Rényi-infinity constrained sampling with $d^3$ membership queries
Yunbum Kook, Matthew S. Zhang
TL;DR
The paper investigates uniform sampling from a convex body ${\mathcal K}$ presented via a membership oracle, aiming for convergence guarantees in the strong Rényi-$\infty$ metric. It introduces the constrained ${\mathsf{Proximal\ sampler}}$, which realizes uniform or truncated Gaussian sampling with ${\mathcal R}_\infty$ convergence from an ${\mathcal O}(1)$ warm-start, and shows that annealing this sampler via ${\mathsf{Proximal\ Gaussian\ cooling}}$ achieves ${\varepsilon}$-closeness to the uniform distribution in ${\mathcal R}_\infty$ with ${\tilde{O}}(d^3 \mathrm{polylog}(1/\varepsilon))$ membership queries. The work links warm-start analysis and boosting from ${\mathcal R}_q$ or TV to ${\mathcal R}_\infty$, leveraging log-Sobolev inequalities and uniform ergodicity to avoid overhead and post-processing. Compared to prior TV-based approaches, this yields stronger guarantees without algorithmic modifications and matches the best known total-variation complexity in the stronger ${\mathcal R}_\infty$ metric.
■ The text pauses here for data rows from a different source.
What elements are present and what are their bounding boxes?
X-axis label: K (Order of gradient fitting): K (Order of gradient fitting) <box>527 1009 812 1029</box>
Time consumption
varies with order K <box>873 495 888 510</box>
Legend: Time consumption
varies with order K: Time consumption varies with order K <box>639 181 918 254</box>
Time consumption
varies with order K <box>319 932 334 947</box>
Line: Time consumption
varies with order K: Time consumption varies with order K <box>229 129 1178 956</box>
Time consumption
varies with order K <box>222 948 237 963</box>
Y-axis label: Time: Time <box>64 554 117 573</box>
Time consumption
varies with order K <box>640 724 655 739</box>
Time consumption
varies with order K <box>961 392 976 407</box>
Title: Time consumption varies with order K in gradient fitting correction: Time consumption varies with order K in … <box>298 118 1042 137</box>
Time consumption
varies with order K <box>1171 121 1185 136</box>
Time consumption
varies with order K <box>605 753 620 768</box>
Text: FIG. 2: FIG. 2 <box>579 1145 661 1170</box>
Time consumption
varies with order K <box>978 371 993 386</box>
The results provide a principled, simple framework for constrained sampling with strong privacy-related divergences, opening avenues for broader applicability to other constrained distributions and more general annealing strategies.
Abstract
Uniform sampling over a convex body is a fundamental algorithmic problem, yet the convergence in KL or Rényi divergence of most samplers remains poorly understood. In this work, we propose a constrained proximal sampler, a principled and simple algorithm that possesses elegant convergence guarantees. Leveraging the uniform ergodicity of this sampler, we show that it converges in the Rényi-infinity divergence ($\mathcal R_\infty$) with no query complexity overhead when starting from a warm start. This is the strongest of commonly considered performance metrics, implying rates in $\{\mathcal R_q, \mathsf{KL}\}$ convergence as special cases. By applying this sampler within an annealing scheme, we propose an algorithm which can approximately sample $\varepsilon$-close to the uniform distribution on convex bodies in $\mathcal R_\infty$-divergence with $\widetilde{\mathcal{O}}(d^3\, \text{polylog} \frac{1}{\varepsilon})$ query complexity. This improves on all prior results in $\{\mathcal R_q, \mathsf{KL}\}$-divergences, without resorting to any algorithmic modifications or post-processing of the sample. It also matches the prior best known complexity in total variation distance.